DSC80 — League of Legends 15-Minute Comeback Analysis
An end-to-end data science lifecycle project analyzing 150k+ professional LoL matches using hypothesis testing and logistic regression to predict comeback probabilities.
Course: DSC 80 – Practice of Data Science, UC San Diego · Stack: Python, Pandas, Plotly, Scikit-learn · Year: Summer 2025
Overview
An end-to-end data science lifecycle analysis on 150,588 professional League of Legends matches from the 2022 season. The core question: which player role — Top, Jungle, Mid, Bot, or Support — is most “forgiving” when a team is trailing in gold at the 15-minute mark? The project moves through rigorous data cleaning, statistical hypothesis testing, machine learning classification, and fairness evaluation to answer this with evidence.

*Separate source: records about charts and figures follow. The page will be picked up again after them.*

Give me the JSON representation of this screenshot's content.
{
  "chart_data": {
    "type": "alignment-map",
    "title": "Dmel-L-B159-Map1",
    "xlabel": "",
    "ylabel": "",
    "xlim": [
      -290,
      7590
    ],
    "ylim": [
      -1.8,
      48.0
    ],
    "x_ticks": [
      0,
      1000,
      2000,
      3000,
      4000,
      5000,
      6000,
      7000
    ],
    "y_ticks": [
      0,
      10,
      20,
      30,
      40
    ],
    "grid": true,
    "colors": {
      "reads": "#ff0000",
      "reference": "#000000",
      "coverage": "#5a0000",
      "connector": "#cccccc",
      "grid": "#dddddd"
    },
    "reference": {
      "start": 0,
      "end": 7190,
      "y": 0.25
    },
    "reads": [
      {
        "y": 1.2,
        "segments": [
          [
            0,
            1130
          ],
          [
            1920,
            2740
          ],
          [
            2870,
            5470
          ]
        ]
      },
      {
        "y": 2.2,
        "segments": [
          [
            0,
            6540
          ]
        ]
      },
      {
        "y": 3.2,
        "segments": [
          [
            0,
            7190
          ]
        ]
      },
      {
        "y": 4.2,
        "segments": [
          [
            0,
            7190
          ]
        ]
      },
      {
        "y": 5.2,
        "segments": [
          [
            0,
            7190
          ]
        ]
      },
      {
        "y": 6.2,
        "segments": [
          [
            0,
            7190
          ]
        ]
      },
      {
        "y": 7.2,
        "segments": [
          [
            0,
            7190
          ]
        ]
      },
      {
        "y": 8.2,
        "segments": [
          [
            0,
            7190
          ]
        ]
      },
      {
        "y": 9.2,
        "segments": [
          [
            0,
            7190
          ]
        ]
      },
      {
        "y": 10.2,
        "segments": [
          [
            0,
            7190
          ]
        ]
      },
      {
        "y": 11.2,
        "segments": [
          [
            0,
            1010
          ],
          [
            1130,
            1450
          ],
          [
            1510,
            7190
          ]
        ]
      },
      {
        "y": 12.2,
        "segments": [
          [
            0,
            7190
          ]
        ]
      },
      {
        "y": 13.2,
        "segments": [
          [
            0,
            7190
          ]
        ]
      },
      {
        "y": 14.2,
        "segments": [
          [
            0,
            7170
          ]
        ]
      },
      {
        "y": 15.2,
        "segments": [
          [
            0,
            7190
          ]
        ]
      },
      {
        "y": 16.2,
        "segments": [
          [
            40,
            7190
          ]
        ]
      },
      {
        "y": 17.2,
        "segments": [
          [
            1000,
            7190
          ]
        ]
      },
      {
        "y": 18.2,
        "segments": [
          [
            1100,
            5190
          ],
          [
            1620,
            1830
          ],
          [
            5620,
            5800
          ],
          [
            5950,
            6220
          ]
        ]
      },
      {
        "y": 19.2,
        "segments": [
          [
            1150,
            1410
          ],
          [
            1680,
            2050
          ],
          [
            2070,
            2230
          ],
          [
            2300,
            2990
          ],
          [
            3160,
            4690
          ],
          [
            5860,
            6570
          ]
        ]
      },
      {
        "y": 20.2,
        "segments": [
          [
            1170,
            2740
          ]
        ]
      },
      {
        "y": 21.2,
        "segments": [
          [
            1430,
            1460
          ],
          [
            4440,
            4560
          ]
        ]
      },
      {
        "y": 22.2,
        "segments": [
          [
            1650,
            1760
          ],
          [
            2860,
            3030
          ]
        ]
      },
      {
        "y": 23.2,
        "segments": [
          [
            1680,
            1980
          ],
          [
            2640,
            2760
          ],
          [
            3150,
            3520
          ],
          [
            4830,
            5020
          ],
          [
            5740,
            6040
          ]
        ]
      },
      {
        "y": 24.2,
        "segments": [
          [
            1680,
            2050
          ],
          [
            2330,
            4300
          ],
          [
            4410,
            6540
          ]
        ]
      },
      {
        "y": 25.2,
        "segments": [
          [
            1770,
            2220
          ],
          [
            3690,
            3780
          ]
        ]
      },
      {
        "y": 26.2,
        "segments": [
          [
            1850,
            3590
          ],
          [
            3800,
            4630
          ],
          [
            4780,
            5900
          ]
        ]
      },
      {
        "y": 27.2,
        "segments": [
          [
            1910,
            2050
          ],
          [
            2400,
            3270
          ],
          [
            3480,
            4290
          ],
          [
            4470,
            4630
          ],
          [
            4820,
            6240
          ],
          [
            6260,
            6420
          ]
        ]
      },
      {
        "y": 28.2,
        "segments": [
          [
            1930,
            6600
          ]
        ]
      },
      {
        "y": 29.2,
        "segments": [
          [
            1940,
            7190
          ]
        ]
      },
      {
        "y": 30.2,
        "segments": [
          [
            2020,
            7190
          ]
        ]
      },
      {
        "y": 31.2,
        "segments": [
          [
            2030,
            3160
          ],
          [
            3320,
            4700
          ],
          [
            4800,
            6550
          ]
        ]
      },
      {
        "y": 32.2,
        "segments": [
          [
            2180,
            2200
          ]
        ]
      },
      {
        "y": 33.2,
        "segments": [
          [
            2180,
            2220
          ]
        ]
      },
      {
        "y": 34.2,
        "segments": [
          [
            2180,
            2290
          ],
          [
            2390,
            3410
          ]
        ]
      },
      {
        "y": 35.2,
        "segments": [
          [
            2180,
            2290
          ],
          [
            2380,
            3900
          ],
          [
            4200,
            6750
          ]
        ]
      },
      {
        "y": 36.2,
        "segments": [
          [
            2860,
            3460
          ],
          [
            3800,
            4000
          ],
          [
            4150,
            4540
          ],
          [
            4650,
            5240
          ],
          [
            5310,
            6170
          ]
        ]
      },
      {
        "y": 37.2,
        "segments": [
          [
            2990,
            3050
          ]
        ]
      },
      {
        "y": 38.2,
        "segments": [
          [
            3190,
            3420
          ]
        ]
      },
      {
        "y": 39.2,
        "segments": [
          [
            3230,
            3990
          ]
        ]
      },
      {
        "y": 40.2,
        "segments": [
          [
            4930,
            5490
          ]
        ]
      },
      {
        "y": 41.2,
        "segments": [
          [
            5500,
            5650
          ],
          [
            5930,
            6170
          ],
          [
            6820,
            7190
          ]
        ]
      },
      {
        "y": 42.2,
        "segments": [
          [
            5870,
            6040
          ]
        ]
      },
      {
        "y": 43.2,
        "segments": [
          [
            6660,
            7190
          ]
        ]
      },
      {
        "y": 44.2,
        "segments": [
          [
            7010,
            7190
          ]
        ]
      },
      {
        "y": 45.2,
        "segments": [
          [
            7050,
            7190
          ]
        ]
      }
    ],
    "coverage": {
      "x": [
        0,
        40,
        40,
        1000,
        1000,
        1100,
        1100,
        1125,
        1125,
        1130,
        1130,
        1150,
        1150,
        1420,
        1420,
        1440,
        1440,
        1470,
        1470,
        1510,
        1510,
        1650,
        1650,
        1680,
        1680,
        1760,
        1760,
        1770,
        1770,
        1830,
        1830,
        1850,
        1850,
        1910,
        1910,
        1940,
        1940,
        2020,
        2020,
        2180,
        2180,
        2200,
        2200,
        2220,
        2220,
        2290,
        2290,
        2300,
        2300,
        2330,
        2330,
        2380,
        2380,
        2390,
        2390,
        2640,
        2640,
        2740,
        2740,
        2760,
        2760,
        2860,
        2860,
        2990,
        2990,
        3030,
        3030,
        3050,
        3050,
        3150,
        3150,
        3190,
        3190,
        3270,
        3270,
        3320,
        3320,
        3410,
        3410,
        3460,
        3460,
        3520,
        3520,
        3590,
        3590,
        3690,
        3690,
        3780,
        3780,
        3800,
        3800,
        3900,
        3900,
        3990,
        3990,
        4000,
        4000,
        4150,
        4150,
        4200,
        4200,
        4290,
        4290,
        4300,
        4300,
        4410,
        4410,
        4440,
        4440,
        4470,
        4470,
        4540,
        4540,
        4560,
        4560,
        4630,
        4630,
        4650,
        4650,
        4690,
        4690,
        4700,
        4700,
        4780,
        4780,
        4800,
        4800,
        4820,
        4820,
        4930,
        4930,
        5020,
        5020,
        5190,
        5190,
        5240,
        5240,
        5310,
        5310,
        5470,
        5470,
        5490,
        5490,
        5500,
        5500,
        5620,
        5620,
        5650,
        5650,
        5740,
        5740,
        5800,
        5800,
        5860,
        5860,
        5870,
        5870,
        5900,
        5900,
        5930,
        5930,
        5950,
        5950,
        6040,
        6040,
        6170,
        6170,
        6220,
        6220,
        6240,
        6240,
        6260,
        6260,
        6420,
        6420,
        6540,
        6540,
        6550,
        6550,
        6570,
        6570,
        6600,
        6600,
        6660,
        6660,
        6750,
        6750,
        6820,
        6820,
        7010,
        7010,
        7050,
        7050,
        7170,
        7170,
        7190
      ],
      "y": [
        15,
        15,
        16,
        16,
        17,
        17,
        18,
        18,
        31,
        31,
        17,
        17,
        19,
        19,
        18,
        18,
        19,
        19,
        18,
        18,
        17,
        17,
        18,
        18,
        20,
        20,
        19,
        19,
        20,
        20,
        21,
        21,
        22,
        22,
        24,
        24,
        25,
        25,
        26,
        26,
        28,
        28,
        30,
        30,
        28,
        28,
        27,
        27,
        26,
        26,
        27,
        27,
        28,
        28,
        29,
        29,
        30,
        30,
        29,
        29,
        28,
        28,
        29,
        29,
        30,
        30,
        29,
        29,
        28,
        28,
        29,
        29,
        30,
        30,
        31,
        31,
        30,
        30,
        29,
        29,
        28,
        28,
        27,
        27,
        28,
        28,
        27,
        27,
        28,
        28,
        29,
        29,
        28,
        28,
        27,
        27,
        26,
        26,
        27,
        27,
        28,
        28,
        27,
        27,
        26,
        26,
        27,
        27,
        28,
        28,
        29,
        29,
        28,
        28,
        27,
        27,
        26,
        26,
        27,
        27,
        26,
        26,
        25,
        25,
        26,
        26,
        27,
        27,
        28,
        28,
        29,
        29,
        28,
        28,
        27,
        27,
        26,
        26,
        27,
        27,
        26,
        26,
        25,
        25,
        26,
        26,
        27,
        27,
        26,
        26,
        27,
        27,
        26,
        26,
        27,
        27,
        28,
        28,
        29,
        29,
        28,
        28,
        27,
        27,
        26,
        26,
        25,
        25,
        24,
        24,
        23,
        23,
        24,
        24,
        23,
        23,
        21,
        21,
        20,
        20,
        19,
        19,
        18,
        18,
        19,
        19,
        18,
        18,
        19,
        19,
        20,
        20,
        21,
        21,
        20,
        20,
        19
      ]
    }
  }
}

Data Pipeline & Exploratory Analysis
- Data Processing: Filtered 150,588 rows (164 features) for valid games (length ≥ 900s) and focused on player-level granularity to isolate role-specific metrics (
golddiffat15,csdiffat15). - Missingness Mechanism Analysis: Discovered systematic missing data in 15-minute timeline statistics. Applied Total Variation Distance (TVD) permutation tests across professional leagues and map sides to classify missingness as Missing at Random (MAR), enabling principled handling before modeling.
Statistical Inference & Hypothesis Testing
- Stratified Permutation Test: Formulated a null hypothesis that the Support (SUP) role and non-SUP roles share the same comeback rate. Stratified the test across deficit severity bins (mild to severe) and weighted by bin size to remove confounding from deficit depth.
- Findings: Across 1,000 permutations the test yielded p ≈ 0.001, statistically confirming that the Support role is the most resilient position when behind at 15:00. The Bottom (BOT) role was the most fragile; Top lane showed unique resilience specifically in severe deficit scenarios.
Predictive Modeling & Fairness Evaluation
- Baseline & Final Model: Trained and evaluated multiple classifiers, selecting a Logistic Regression model on 15-minute gold and CS differences. Achieved ROC AUC ≈ 0.73 on the test set — outperforming more complex baselines while retaining interpretability.
- Fairness Check: Ran a label permutation test on Blue vs. Red side groups. AUC(Blue) = 0.626, AUC(Red) = 0.628, p-value = 0.933 — no evidence of side bias, confirming the model generalizes reliably across game environments.